Он пристально смотрит на Катю. И она не понимает, что делать. Дальше так продолжаться не может.
Наконец Катя решается подойти к дверям. Она тянется к дверной ручке, но лысый мужик материализуется прямо перед ней.
– Просыпайся, моя хорошая, – говорит он.
– Но я не сплю.
– Открывай глаза.
В следующий миг все тело Кати пронзает дикая боль.
Катя открывает глаза. Она снова на Каштановой улице, на противоположной стороне от дома из красного кирпича. Вокруг никого, двери закрыты. Ветер бесшумно теребит листья на дереве рядом с ней.
– Дом-убийца… – слышит Катя тихий шепот за спиной и оборачивается.
На лавочке сидит лохматый бомж. У него только один глаз, второй он протирает серым платком, потом вставляет его в пустую глазницу и повторяет:
– Дом-убийца. Красивый, правда?
– Почему дом-убийца? – спрашивает Катя.
– Потому что он убивает, – отвечает бомж.
На секунду Катя отворачивается от этого странного человека, чтобы еще раз посмотреть на дом из красного кирпича. А потом обнаруживает, что бомж исчез.
«И плевать!» – думает Катя со злостью и решительно подходит к подъезду. В стеклянных дверях за ее спиной снова появляется силуэт человека в маске.
Катя резко разворачивается, и они оказываются лицом к лицу.
– Проснись! – повторяет он.
Катя хочет его оттолкнуть, но руки не слушаются.
– Давай, девочка, ты можешь! Проснись!
– Я не понимаю! – кричит Катя.
И тут боль возвращается. Веки становятся тяжелыми, она пытается моргнуть, перед лицом близко-близко – человек в маске. Он подбадривает: «Давай просыпайся, просыпайся!» И Катя просыпается.

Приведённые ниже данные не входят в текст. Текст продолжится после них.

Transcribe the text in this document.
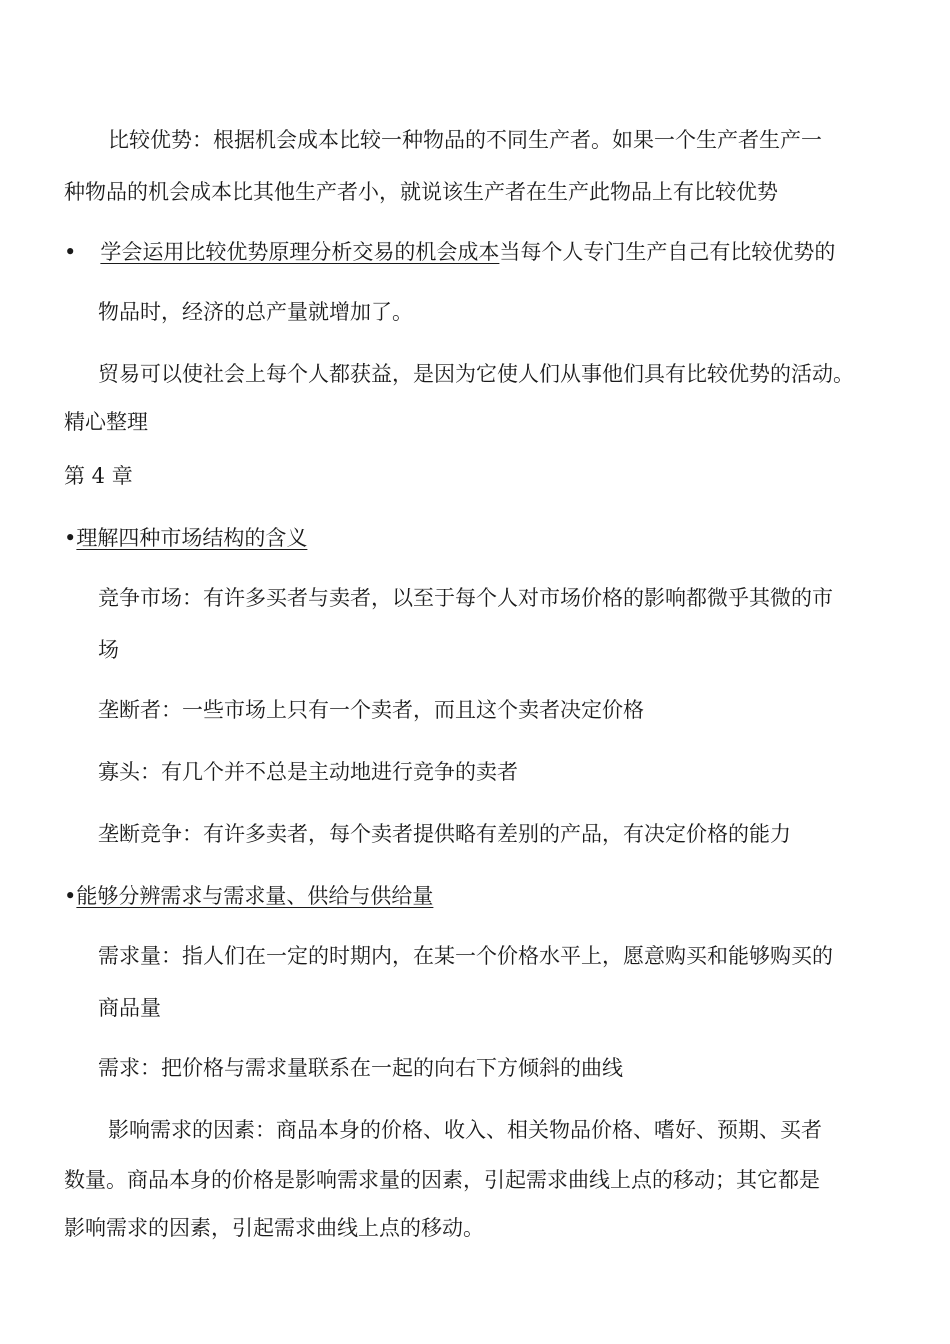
比较优势：根据机会成本比较一种物品的不同生产者。如果一个生产者生产一
种物品的机会成本比其他生产者小，就说该生产者在生产此物品上有比较优势
• 学会运用比较优势原理分析交易的机会成本当每个人专门生产自己有比较优势的
物品时，经济的总产量就增加了。
贸易可以使社会上每个人都获益，是因为它使人们从事他们具有比较优势的活动。
精心整理
第 4 章
•理解四种市场结构的含义
竞争市场：有许多买者与卖者，以至于每个人对市场价格的影响都微乎其微的市
场
垄断者：一些市场上只有一个卖者，而且这个卖者决定价格
寡头：有几个并不总是主动地进行竞争的卖者
垄断竞争：有许多卖者，每个卖者提供略有差别的产品，有决定价格的能力
•能够分辨需求与需求量、供给与供给量
需求量：指人们在一定的时期内，在某一个价格水平上，愿意购买和能够购买的
商品量
需求：把价格与需求量联系在一起的向右下方倾斜的曲线
影响需求的因素：商品本身的价格、收入、相关物品价格、嗜好、预期、买者
数量。商品本身的价格是影响需求量的因素，引起需求曲线上点的移动；其它都是
影响需求的因素，引起需求曲线上点的移动。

Она смотрит по сторонам. Белый свет режет глаза, но все-таки можно различить – Катя в больничной палате, к ней тянутся какие-то трубки и датчики. Высокий, плечистый мужчина с лысиной, в белом халате и медицинской маске стоит рядом. У него на шее болтается бейджик с красным крестом.
– Ну вот! Проснулась, моя хорошая! Молодец! Я Виктор Петрович, твой врач.
Катя ничего не понимает: какой врач? Почему она здесь? Она хочет задать ему все эти вопросы, но чувствует, что в горле у нее трубка.
– Тихо, тихо… Сейчас все достанем. Тебе станет полегче. Не волнуйся. На тебя упал кусок бетонного козырька у входа в офис. Помнишь, как шла на работу? Здание очень старое, давно не реставрировали. Вот кусок и откололся. А тут ты. Тебя и пришибло. Слава богу, не насмерть. Но в коме пролежала почти неделю.
Катя смотрит на белый, гладкий потолок больничной палаты. Трубку из горла вытащили, но говорить она пока еще не может. Вокруг хлопочут врачи, меняют лекарства, делают уколы, но ей все равно. Может быть, побочное действие от препаратов?
Катя все думает, как интересно вышло: ее мозг не заметил, что она отрубилась? В жизни она, пришибленная куском бетона, упала на асфальт, ее погрузили в «скорую помощь» и отвезли сюда. А сознание будто бы не зафиксировало это. Только музыка в момент удара прервалась на секунду, и Катя продолжила жить дальше – ходила на работу, делала какие-то ежедневные дела. Единственное, что было не так, – призрак врача, который врывался в ее будни, пугая и уговаривая проснуться.
Это так странно. Ведь Катин мир в коме был таким реальным.
А может быть, все наоборот? Может быть, она сейчас спит? А там, где она продолжала каждый день ходить на работу, ее убил маньяк в голубой медицинской маске?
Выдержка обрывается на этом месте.